Obviamente, o pretexto da
legislação do desarmamento foi a "segurança da população", "a redução da
criminalidade" etc. A realidade, no entanto, é que cidadãos desarmados são
presas fáceis e oferecem uma resistência menor àquele que detém o monopólio das
armas: o estado.
O governo venezuelano é
hoje um dos mais tirânicos
do mundo, com um comprovado histórico de violação das mais básicas
liberdades civis, o que inclui proibir
a liberdade de expressão e a imprensa livre, destruir a moeda nacional,
confiscar a propriedade
privada, e criar todos os tipos de controles econômicos
que destroem a
produtividade do país.
As eleições se mostraram
totalmente inúteis, pois sempre foram repletas de denúncias
de fraude, corrupção e manipulações do governo. Para muitos, pegar em armas
era a única opção que restava para que o país se livrasse de seu governo
tirânico. Entretanto, o governo venezuelano foi muito bem-sucedido em impedir
essa insurreição popular ao aprovar e impingir o draconiano desarmamento da
população, o qual será detalhado abaixo.
Nunca houve uma tradição pró-armas na
Venezuela
Historicamente falando, a
Venezuela nunca teve um robusto histórico de posse de armas, ao contrário da
população americana. A ausência dessa tradição, e até mesmo a ausência de uma
vigilância do povo sobre o monopólio governamental das armas, é um vestígio de
seu legado colonial.
Seus conquistadores
espanhóis não possuíam a cultura política da propriedade civil de armas de
fogo. Durante a era colonial, eram majoritariamente os militares e a nobreza
proprietária de terras que possuíam armas de fogo. Essa tradição se manteve
mesmo após os países latino-americanos se tornarem independentes da Espanha nos
anos 1820.
No século XX, a situação
piorou, e a Venezuela iniciou suas primeiras tentativas de "modernizar" sua
política desarmamentista. Em 1939, o governo venezuelano implantou a Ley
de Armas y Explosivos, a qual
estabelecia o monopólio estatal sobre o uso de armas de fogo. O estado passava
a ser a única entidade que poderia possuir "armas de guerra", as quais incluíam
desde canhões, rifles, morteiros, metralhadoras e sub-metralhadoras até
carabinas, pistolas e revólveres. Os civis podiam possuir rifles
calibre .22 e espingardas. Em certas circunstâncias específicas, eles podiam
ter revólveres, desde que obtivessem uma licença para isso.
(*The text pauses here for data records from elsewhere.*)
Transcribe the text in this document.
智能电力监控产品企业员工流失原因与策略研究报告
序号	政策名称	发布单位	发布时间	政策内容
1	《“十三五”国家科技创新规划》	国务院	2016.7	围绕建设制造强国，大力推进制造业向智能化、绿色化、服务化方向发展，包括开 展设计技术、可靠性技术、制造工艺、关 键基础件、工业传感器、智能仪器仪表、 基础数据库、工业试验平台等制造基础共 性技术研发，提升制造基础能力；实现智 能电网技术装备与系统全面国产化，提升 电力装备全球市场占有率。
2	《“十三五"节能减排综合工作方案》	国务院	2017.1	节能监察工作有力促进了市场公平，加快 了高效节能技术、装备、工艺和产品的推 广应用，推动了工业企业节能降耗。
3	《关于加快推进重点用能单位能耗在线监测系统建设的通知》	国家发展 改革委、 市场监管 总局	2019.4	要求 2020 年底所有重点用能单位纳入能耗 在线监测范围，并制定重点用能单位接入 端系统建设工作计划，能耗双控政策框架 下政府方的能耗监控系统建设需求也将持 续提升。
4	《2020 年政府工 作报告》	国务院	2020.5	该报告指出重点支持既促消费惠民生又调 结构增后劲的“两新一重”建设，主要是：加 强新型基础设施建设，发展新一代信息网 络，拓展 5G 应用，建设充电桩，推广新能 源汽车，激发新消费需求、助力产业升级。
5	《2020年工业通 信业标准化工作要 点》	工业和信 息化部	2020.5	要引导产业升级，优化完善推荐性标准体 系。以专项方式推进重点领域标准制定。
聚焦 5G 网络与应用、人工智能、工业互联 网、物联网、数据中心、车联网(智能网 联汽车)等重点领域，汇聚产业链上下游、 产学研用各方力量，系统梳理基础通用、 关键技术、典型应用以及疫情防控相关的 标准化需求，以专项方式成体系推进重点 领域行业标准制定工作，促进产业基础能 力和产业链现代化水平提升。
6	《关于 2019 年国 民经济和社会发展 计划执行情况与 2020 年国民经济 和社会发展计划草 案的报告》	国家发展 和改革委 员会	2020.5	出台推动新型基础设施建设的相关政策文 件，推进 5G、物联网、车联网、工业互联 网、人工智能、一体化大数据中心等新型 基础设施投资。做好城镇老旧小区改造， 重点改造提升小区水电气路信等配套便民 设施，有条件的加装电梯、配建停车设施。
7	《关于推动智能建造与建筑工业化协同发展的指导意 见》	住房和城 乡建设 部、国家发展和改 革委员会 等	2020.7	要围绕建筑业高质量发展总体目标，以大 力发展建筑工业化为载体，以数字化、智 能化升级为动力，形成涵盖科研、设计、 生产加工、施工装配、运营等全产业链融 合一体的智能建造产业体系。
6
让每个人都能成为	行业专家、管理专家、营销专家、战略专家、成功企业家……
O papel das idéias progressistas na
consolidação do estatismo venezuelano
Idéias importam. Idéias têm poder.
Não é surpresa nenhuma que
a Venezuela tenha embarcado nesta aventura desarmamentista no final da década
de 1930. [N. do E.: "coincidentemente", foi quando Getúlio Vargas também
iniciou o desarmamento no Brasil]. Este foi um período em que o estatismo
estava em voga em todo mundo, como pode ser comprovado pela ascensão do
fascismo e do comunismo na Europa, e do New Deal nos EUA.
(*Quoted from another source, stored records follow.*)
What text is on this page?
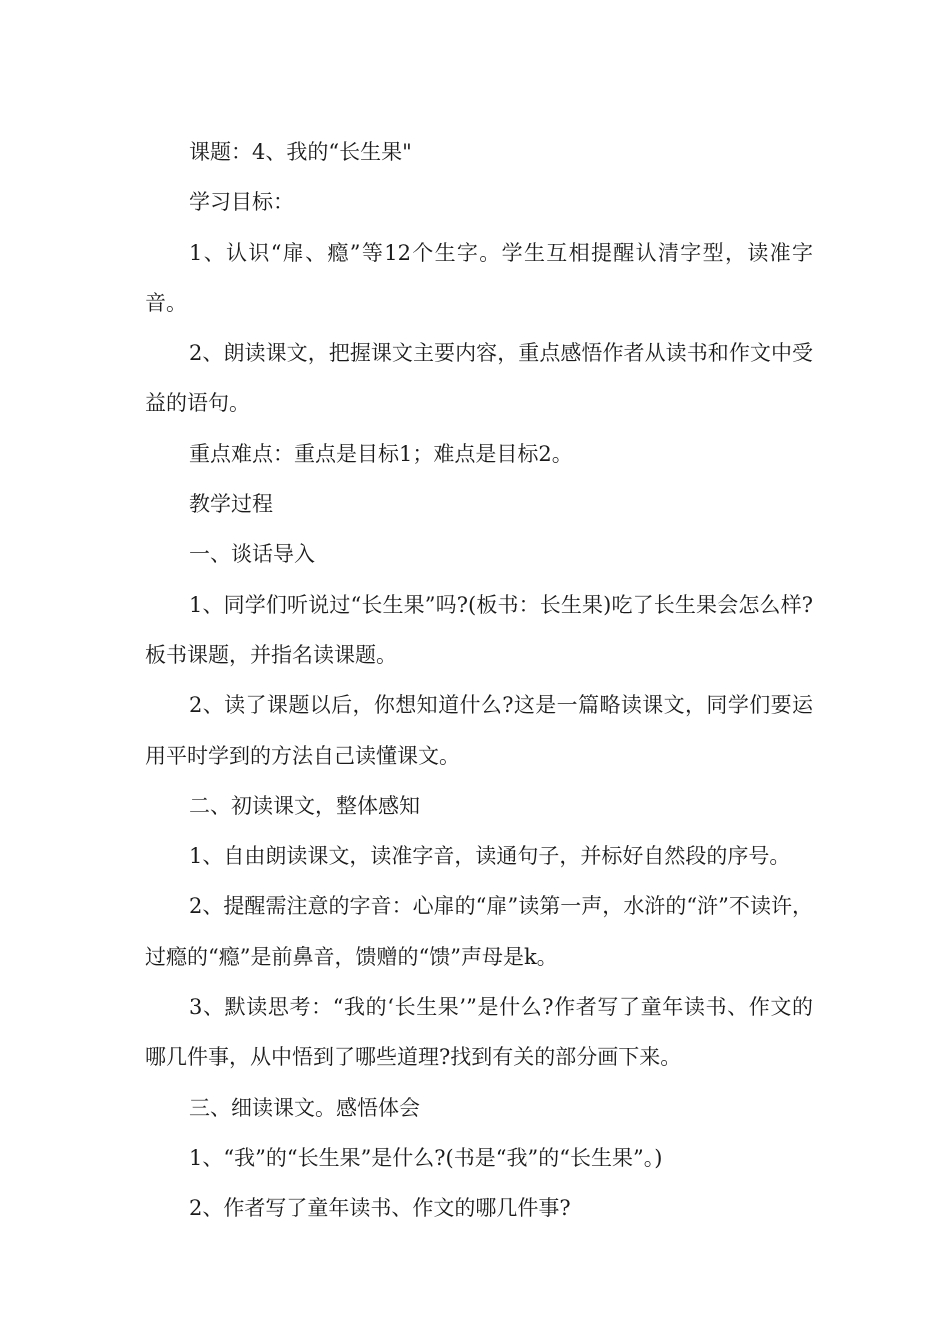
课题：4、我的“长生果"

学习目标：

1、认识“扉、瘾”等12个生字。学生互相提醒认清字型，读准字音。

2、朗读课文，把握课文主要内容，重点感悟作者从读书和作文中受益的语句。

重点难点：重点是目标1；难点是目标2。

教学过程

一、谈话导入

1、同学们听说过“长生果”吗?(板书：长生果)吃了长生果会怎么样?板书课题，并指名读课题。

2、读了课题以后，你想知道什么?这是一篇略读课文，同学们要运用平时学到的方法自己读懂课文。

二、初读课文，整体感知

1、自由朗读课文，读准字音，读通句子，并标好自然段的序号。

2、提醒需注意的字音：心扉的“扉”读第一声，水浒的“浒”不读许，过瘾的“瘾”是前鼻音，馈赠的“馈”声母是k。

3、默读思考：“我的‘长生果’”是什么?作者写了童年读书、作文的哪几件事，从中悟到了哪些道理?找到有关的部分画下来。

三、细读课文。感悟体会

1、“我”的“长生果”是什么?(书是“我”的“长生果”。)

2、作者写了童年读书、作文的哪几件事?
Com efeito, foi exatamente
durante o New Deal que o governo americano fez sua primeira investida na seara
do controle de armas com a aprovação do National Firearms Act (que aumentava impostos sobre a manufatura e transferência de
determinadas armas, e exigia seu registro junto ao governo), em 1934.
Não obstante suas
políticas desarmamentistas, a Venezuela ao menos ainda mantinha uma certa
restrição ao envolvimento do governo na economia. Isso durou até o início da
década de 1970.
A estatização de toda a
indústria petrolífera na década de 1970 e as subsequentes recessões das
décadas de 1980 e 1990 abalaram as bases institucionais da Venezuela.
Consequentemente, o país se tornou propício para ser tomado por demagogos.
A agenda anti-armas de Hugo Chávez
Quando o socialista Hugo
Chávez assumiu o poder,
em 1999, as anteriores leis desarmamentistas da Venezuela não apenas foram
mantidas intactas, como ainda foram expandidas. O artigo
234 da atual Constituição venezuelana (a 26ª da sua
história) manteve o monopólio das armas de fogo com o estado e colocou as
Forças Armadas como a entidade responsável por regular todas as armas de fogo
no país.
Em 2002, o governo
venezuelano aprovou a primeira
versão da Lei do Controle de Armas,
Munições e Desarmamento, reforçando o férreo controle estatal sobre as
armas no país. Uma década depois, a lei foi modificada
para aprofundar e expandir o escopo do desarmamento, entregando às Forças
Armadas o poder exclusivo de controlar, registrar e confiscar as armas.
Sob a justificativa de
estar combatendo a criminalidade, o governo venezuelano finalmente implantou a proibição total
de toda a venda de armas e munições em 2012 [N. do E.: com
o entusiasmado apoio da Viva Rio, vale ressaltar].
Como outros episódios de
desarmamento, tal medida se comprovou completamente fútil na redução da
criminalidade. De acordo com as estatísticas
do Observatório da Violência venezuelano, a taxa de homicídios do país disparou
de 73
assassinatos por 100.000 pessoas em 2012 para 91,8
assassinatos por 100.000 pessoas em 2016.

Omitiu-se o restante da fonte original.